La constitution d'une
épargne longue doit donc être encouragée par la mise en
place de fonds de pension en France.
En outre, il est nécessaire d'encourager la
création de
fonds
d'amorçage
, notamment dans le domaine des technologies
de l'information ou des biotechnologies. Le ministre a annoncé la
mobilisation de 200 millions de francs pour doter des fonds d'amorçage
régionaux, mais des interrogations demeurent sur leur modalité de
financement.
Enfin,
le crédit d'impôt - recherche devrait être
reconduit et aménagé
sur plusieurs points.
Toutes les
entreprises nouvellement créées bénéficieront
d'une restitution immédiate du crédit d'impôt au cours de
leurs trois premières années d'activité, quelle que soit
leur implantation géographique. Les autres entreprises pourront
mobiliser la créance correspondante au crédit d'impôt
auprès d'un organisme financier.
Votre rapporteur spécial souhaite depuis plusieurs années que
la mobilité des chercheurs vers l'enseignement supérieur
soit accrue. Il espère que des dispositions dans ce sens seront
rapidement mises en oeuvre.
Il attend le dépôt du
projet de loi sur l'innovation
qui
devrait comporter, d'une part, des dispositions sur l'essaimage des personnels
de recherche vers les entreprises, et, d'autre part, des dispositions sur le
couplage entre recherche publique et entreprises. Ainsi, les chercheurs seront
autorisés à participer à la création d'une
entreprise qui valorise leurs travaux , à lui apporter leur concours
scientifique, voire à participer à son capital. De même,
les EPST pourront créer des " incubateurs " et mettre à
la disposition d'entreprises des locaux et des moyens matériels et
humains ; les universités auront la possibilité de
créer des services d'activités commerciales afin d'assurer des
prestations de service et d'exploiter des brevets.

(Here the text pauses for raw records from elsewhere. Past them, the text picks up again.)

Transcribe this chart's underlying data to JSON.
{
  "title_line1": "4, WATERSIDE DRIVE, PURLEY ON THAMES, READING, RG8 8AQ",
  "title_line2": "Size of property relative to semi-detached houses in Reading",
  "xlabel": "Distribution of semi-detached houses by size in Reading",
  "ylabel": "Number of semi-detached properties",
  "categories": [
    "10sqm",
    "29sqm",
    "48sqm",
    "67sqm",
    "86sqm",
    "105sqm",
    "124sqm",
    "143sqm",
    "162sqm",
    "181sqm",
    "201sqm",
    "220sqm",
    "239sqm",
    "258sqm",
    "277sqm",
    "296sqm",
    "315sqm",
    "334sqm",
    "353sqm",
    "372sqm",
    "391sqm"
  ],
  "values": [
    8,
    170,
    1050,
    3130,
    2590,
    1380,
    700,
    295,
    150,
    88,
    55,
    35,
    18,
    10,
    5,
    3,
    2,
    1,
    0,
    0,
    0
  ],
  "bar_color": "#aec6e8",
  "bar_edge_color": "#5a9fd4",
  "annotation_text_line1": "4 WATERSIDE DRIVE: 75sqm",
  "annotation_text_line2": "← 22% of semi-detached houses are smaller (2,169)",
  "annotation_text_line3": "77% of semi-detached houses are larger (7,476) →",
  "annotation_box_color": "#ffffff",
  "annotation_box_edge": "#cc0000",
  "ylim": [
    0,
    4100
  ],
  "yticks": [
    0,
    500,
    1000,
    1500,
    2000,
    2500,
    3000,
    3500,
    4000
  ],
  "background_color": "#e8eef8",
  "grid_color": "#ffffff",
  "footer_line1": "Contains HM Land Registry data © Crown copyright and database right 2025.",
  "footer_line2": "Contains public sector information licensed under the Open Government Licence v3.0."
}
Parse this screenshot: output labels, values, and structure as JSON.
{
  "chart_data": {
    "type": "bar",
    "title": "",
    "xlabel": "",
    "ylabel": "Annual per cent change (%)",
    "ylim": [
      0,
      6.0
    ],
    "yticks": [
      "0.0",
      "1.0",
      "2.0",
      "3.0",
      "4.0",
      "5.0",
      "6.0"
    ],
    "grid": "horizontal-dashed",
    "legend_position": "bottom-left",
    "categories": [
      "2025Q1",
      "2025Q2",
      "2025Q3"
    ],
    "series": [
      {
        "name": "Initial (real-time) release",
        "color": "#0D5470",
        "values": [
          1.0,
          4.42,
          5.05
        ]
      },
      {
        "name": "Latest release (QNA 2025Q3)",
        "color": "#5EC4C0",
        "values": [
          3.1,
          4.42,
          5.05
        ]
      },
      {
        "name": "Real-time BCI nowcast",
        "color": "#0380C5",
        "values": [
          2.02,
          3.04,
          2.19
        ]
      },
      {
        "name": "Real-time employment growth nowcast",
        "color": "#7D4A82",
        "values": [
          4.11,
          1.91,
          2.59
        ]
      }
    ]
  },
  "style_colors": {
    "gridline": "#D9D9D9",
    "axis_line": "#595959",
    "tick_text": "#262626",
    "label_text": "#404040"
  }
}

Votre rapporteur rappelle que le Sénat a manifesté
l'intérêt qu'il portait à cette question, la proposition de
loi de notre collègue Pierre Laffitte, adoptée la semaine
dernière par notre Haute-Assemblée, permettant à des
fonctionnaires de participer à la création d'entreprises
innovantes.
En matière de
politique spatiale
, votre rapporteur
spécial rappelle l'importance capitale de la réussite du
troisième et dernier vol de qualification d'Ariane 5. En effet, si
Ariane 4 est toujours compétitive, ce lanceur ne répond pas
à certaines évolutions du marché des satellites.
Le poids des satellites de télécommunications ne cesse de
croître ; or, Ariane 5 est capable de mettre en orbite des charges
utiles pesant 30 % de plus que celles d'Ariane 4. En outre, le nouveau lanceur
européen sera capable de faire face au marché des constellations
de satellites, qui va exploser dans le domaine du multimédia :
ainsi, le projet d'autoroute spatiale de l'information Teledesic
nécessitera la mise en orbite de près de 300 satellites.
Votre rapporteur se félicite de l'amélioration de la situation
financière du CNES, dont le désendettement est bien
engagé, mais regrette la part selon lui insuffisante que la France prend
dans le projet de station spatiale internationale.
Votre rapporteur spécial déplore que le ministère ne
lui ait pas encore fait part des suites qu'il entend donner à son
rapport consacré à la contribution des nouvelles technologies
à l'entrée de la France dans le XXIème siècle.